Our transgressions are many. I never tire of citing them: I'm like one of those old robo-calls, from which I've finally been liberated, having disconnected my ancient land line. Nor can I calculate how many polite dinner conversations I've interrupted. "America's poverty rate for kids under the age of 6 hovers around 22 percent," I'll blurt out. A pause ensues, a moment of awkward silence. "Really?" they ask. I especially like to mention the work of researchers Kathryn Edin and H. Luke Shaefer, who wrote $2 A Day. They'd discovered almost one and a half million living in what the World Bank calls extreme poverty, modified by the adjective we use to describe death-defying sport.

A Gallup poll released in 2014 compared perceptions of child well-being among the nations tracked in the Unicef report, linking them to the rankings. Eighty percent of Americans thought that most children in the U.S. have the opportunity to grow and learn every day. Sixty-six percent said they were treated with respect and dignity. Cognitive dissonance rules.

I soldier on. Sometimes, I'll throw out some other statistics. "Did you know that before Katrina, 40 percent of New Orleans's children under the age of 5 were living in poverty?" I wait a moment for everyone to take it in, and then deliver the coup de grace: "That rose to 65 percent after the storm." Of the Atlantic hurricanes in 2005, Katrina was the deadliest, our failure at protection the worst civil engineering disaster in U.S. history.

This failure to protect is getting to be a bad habit. Children are prone to something called toxic stress. The phenomenon--a neurobiological tsunami generated by inadequate adult support in the face of adversity--has become the ultimate signifier for America's uncomfortable conversation about the deteriorating state of the youngest generation. Physical abuse, mental illness, violence, environmental threats, and the burdens of family economic hardship. I'm cringing.

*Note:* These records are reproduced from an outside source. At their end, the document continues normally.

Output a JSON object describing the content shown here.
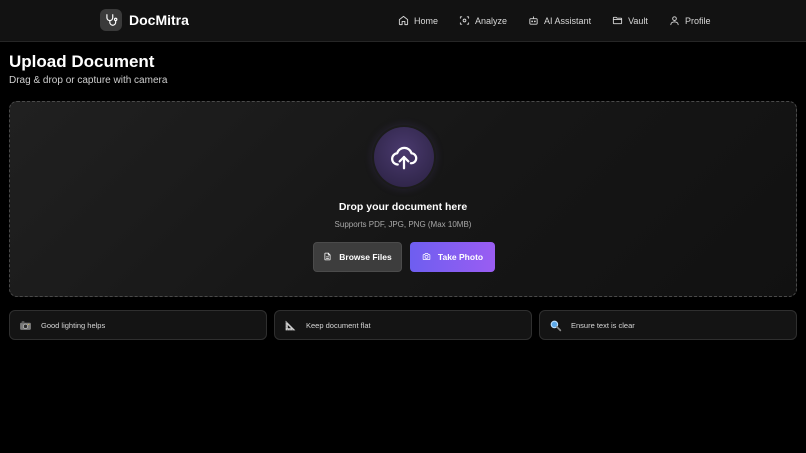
{
  "brand": {
    "name": "DocMitra",
    "logo_icon": "stethoscope-icon"
  },
  "nav": {
    "items": [
      {
        "label": "Home",
        "icon": "home-icon"
      },
      {
        "label": "Analyze",
        "icon": "scan-icon"
      },
      {
        "label": "AI Assistant",
        "icon": "bot-icon"
      },
      {
        "label": "Vault",
        "icon": "folder-icon"
      },
      {
        "label": "Profile",
        "icon": "user-icon"
      }
    ]
  },
  "page": {
    "title": "Upload Document",
    "subtitle": "Drag & drop or capture with camera"
  },
  "dropzone": {
    "icon": "cloud-upload-icon",
    "title": "Drop your document here",
    "hint": "Supports PDF, JPG, PNG (Max 10MB)",
    "browse_label": "Browse Files",
    "photo_label": "Take Photo"
  },
  "tips": [
    {
      "icon": "camera-emoji-icon",
      "text": "Good lighting helps"
    },
    {
      "icon": "triangle-ruler-icon",
      "text": "Keep document flat"
    },
    {
      "icon": "magnifier-icon",
      "text": "Ensure text is clear"
    }
  ],
  "colors": {
    "background": "#000000",
    "navbar": "#121212",
    "accent_start": "#6e5ef0",
    "accent_end": "#9a5df2",
    "upload_circle": "#3a2d5a"
  }
}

Certain kinds of stress are good for children--they build resilience and grit, which helps them to persevere under less than optimal conditions. But the toxic kind, if prolonged, can do major damage. Jack P. Shonkoff, director of Harvard's Center for the Developing Child, has been assessing the damage on the burgeoning infant brain for decades. Not only does this stress interfere with executive function, upending babies' capacity to plan, focus, and learn. The effects of what we've come to call such adverse childhood experiences can last a lifetime.

Our children live in a malnourished human ecosystem where the grownups are missing in action. I need to find another conversation to interrupt.